I was hoping the “A mare” (“To the sea!”) menu might feel, wel, more Italian, but the theme doesn’t extend much further than the addition of the region’s famous lemons to a couple of the dishes. There’s plenty of traditional Italian fare to choose from, wel, such as the aforementioned burrata (from La Latteria, a local producer that makes cheese “the southern Italian way” using British produce), caponata and vitello tonnato with Piedmontese veal. The inclusion of tiramisu in the dessert section almost feels, and I don’t use this term lightly, basic.

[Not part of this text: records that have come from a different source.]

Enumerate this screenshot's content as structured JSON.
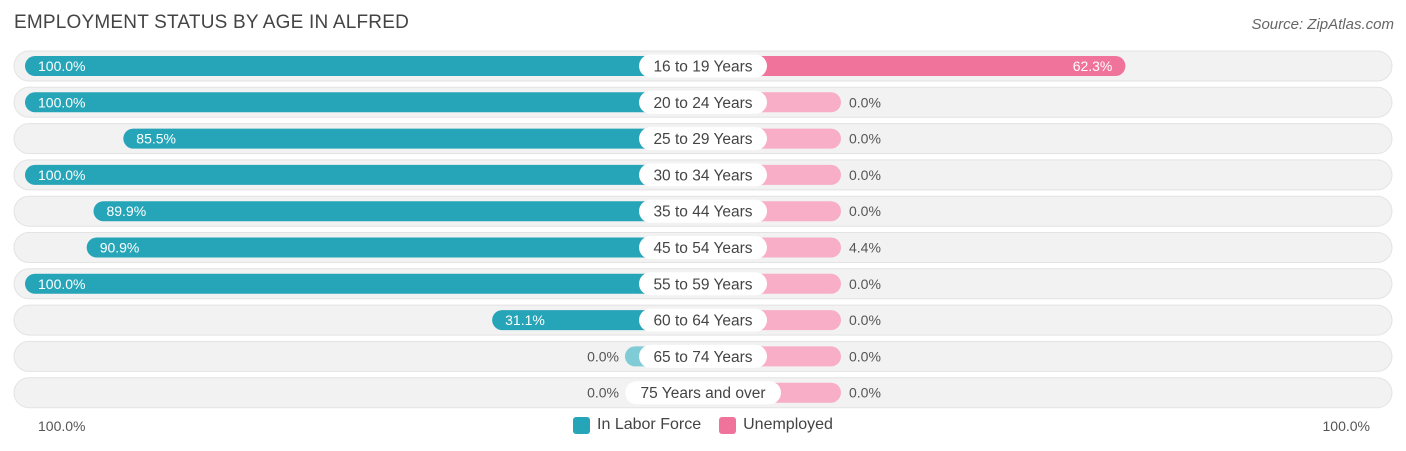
{
  "title": "EMPLOYMENT STATUS BY AGE IN ALFRED",
  "source": "Source: ZipAtlas.com",
  "colors": {
    "labor_strong": "#27a5b8",
    "labor_light": "#7fcbd6",
    "unemp_strong": "#f0739c",
    "unemp_light": "#f7aec6",
    "track": "#f2f2f2"
  },
  "chart_data": {
    "type": "bar",
    "orientation": "horizontal-diverging",
    "categories": [
      "16 to 19 Years",
      "20 to 24 Years",
      "25 to 29 Years",
      "30 to 34 Years",
      "35 to 44 Years",
      "45 to 54 Years",
      "55 to 59 Years",
      "60 to 64 Years",
      "65 to 74 Years",
      "75 Years and over"
    ],
    "series": [
      {
        "name": "In Labor Force",
        "values": [
          100.0,
          100.0,
          85.5,
          100.0,
          89.9,
          90.9,
          100.0,
          31.1,
          0.0,
          0.0
        ],
        "labels": [
          "100.0%",
          "100.0%",
          "85.5%",
          "100.0%",
          "89.9%",
          "90.9%",
          "100.0%",
          "31.1%",
          "0.0%",
          "0.0%"
        ]
      },
      {
        "name": "Unemployed",
        "values": [
          62.3,
          0.0,
          0.0,
          0.0,
          0.0,
          4.4,
          0.0,
          0.0,
          0.0,
          0.0
        ],
        "labels": [
          "62.3%",
          "0.0%",
          "0.0%",
          "0.0%",
          "0.0%",
          "4.4%",
          "0.0%",
          "0.0%",
          "0.0%",
          "0.0%"
        ]
      }
    ],
    "xlim": [
      0,
      100
    ],
    "axis_left_label": "100.0%",
    "axis_right_label": "100.0%",
    "legend_position": "bottom-center"
  }
}
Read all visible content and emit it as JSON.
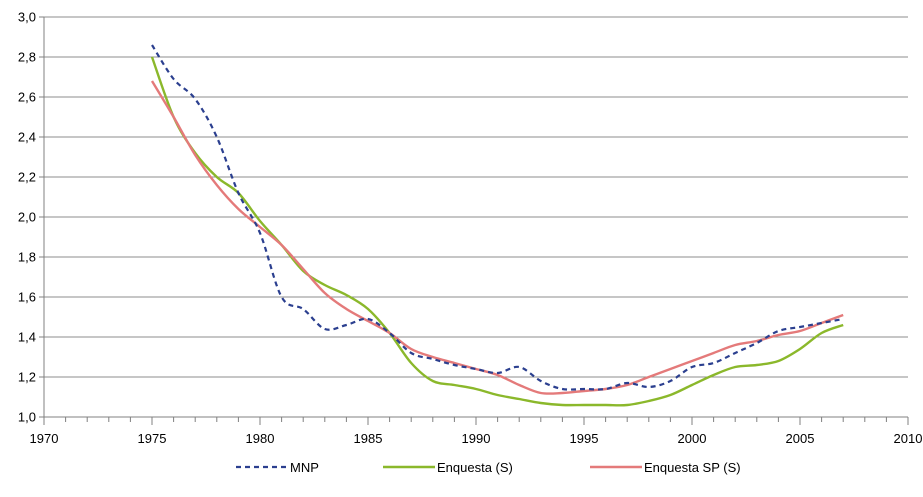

While there’s clearly a focus on sourcing quality, local ingredients, this is a menu with an identity crisis. You’ll find Cornish crab, Engels asparagus, Hereford rib eye, Loch Duart salmon and Jersey royals among an Iberico charcuterie, a Thai chicken salad, Chinese stonebass, Middle Eastern freekeh salad, Venetian curry risotto, crème brûlée and Catalan cream. This is not necessarily intended as a complaint – there’s not a single thing on the menu I wouldn’t devour – but you can’t help feeling more could have been done here.

For around £70-80 a head for a three-course meal and two drinks, you can’t go wrong if you’re looking for a mid-range, well-delivered feast in a pretty location. It would suit a mid-decade anniversary dinner, or a classy night out with friends. The cocktails (and the desserts) are undeniably the stars of the show, and some of the best I’ve had in this price range. Egter, if you can’t be deterred from your mission for all things authentic Amalfi, you might be better off waiting for Italy to make the green list.

Hush Presents: ‘A Mare’ with Malfy Gin runs until 4 Julie. Book hier.